Take “Perry Mason.” Only shadows, hints and reports of the death tell the viewer the victim has expired. No messy details distract me as Mason gathers information and moves into the courtroom where he will use the clues he has to shift the blame to someone other than his client. As the clock ticks down to the end of the show, his defendant inevitably gets off when a witness breaks down and confesses to the crime in open court.

We never see the courtroom in “Colombo” – a detective series that began in 1968. This bumbling detective fools many a murderer with his apologetic manner, his obvious ignorance about anything related to the crime and his rumpled suit. I discovered the old “Colombo” videos on YouTube. Having spent most of my first five decades on this earth without television, this old show provides plenty of new entertainment for me. My husband pays special attention to “Colombo” because, as he explained, “When I worked, they told me I acted just like him.” He studies the detective shambling his way apologetically through the show in his rumpled coat, driving an vintage, falling apart car and chewing a cigar.

No cigar for Hershberger, but like Colombo he will start to leave two or three times, stop, turn and ask “just one more thing.” And he will ask a lot of questions about anything.

Chatting about the crime as he sorts through the details, Colombo often mentions his wife whom the viewer never sees. We see her car used to trap a perpetrator. We hear discussions of her hobbies and interests. We hear about her nephew. Colombo obviously admires her but the show never degenerates into a soap opera of his personal life.

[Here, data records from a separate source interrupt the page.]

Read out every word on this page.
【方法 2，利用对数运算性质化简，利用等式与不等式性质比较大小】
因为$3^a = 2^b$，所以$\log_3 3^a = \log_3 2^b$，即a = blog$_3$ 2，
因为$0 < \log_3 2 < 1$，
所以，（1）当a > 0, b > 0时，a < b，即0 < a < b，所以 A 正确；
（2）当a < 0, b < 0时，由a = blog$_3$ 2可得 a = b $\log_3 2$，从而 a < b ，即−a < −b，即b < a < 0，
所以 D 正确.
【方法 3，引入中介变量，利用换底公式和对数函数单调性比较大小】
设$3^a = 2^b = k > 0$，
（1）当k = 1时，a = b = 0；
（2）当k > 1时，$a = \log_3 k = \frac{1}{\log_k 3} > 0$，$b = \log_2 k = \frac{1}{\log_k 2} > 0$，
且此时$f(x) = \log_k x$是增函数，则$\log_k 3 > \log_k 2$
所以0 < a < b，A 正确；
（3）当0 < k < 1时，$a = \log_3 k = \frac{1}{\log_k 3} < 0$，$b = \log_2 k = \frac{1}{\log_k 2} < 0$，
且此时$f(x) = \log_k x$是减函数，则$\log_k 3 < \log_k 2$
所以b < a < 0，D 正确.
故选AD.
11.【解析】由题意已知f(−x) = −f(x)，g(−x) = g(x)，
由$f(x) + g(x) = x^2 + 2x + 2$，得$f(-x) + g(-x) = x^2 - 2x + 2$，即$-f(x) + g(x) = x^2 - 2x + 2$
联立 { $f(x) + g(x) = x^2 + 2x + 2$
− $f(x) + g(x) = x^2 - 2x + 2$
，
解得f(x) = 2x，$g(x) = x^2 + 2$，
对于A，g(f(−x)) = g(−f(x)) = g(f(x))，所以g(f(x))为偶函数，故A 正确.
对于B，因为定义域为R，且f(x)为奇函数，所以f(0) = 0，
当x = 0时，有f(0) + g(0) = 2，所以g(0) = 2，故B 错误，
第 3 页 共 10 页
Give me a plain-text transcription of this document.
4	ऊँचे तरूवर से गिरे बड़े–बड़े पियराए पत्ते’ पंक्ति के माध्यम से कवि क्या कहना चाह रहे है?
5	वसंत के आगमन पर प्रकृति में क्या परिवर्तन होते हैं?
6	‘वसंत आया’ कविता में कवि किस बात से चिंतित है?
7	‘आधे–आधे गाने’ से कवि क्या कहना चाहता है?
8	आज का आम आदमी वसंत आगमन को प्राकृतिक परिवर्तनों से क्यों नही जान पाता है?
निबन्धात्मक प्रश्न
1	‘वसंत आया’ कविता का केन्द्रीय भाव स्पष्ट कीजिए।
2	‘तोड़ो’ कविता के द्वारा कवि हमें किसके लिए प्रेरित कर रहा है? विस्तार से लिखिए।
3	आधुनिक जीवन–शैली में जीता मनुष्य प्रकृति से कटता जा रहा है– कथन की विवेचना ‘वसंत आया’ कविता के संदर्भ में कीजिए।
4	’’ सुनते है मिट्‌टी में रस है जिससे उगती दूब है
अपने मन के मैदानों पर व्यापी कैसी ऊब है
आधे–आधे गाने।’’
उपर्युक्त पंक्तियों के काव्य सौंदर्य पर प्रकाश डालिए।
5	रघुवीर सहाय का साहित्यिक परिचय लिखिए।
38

A certain innocence lingers over these vintage mystery shows compared to today’s blood splatter patterns and horrific details of crimes in modern detective shows. Today’s cop shows lean more toward hyper-scientific techniques than the psychology of the crime. One exception is the obsessive compulsive detective Monk, who abhors disorder, germs and mess. He comes across as a comical spin-off of Agatha Christie’s Hercule Poirot and Arthur Conan Doyle’s Sherlock Holmes. All three fastidiously study the information and focus on using their “little grey cells” for resolving the problem over gathering multiple bits and pieces of evidence.

Whatever the decade of the crime show, the morality play of a mystery proves again that “Crime does not pay.”

That’s what I need to tell my husband the next time he accuses me of researching murder techniques: “No, dear, this is not research. I know that it doesn’t matter what I learn, there is always a sharp-eyed detective out that who can uncover the most devious of crimes.”

Yeah, that should keep him off his guard while I prepare that special potion for his porridge in the morning.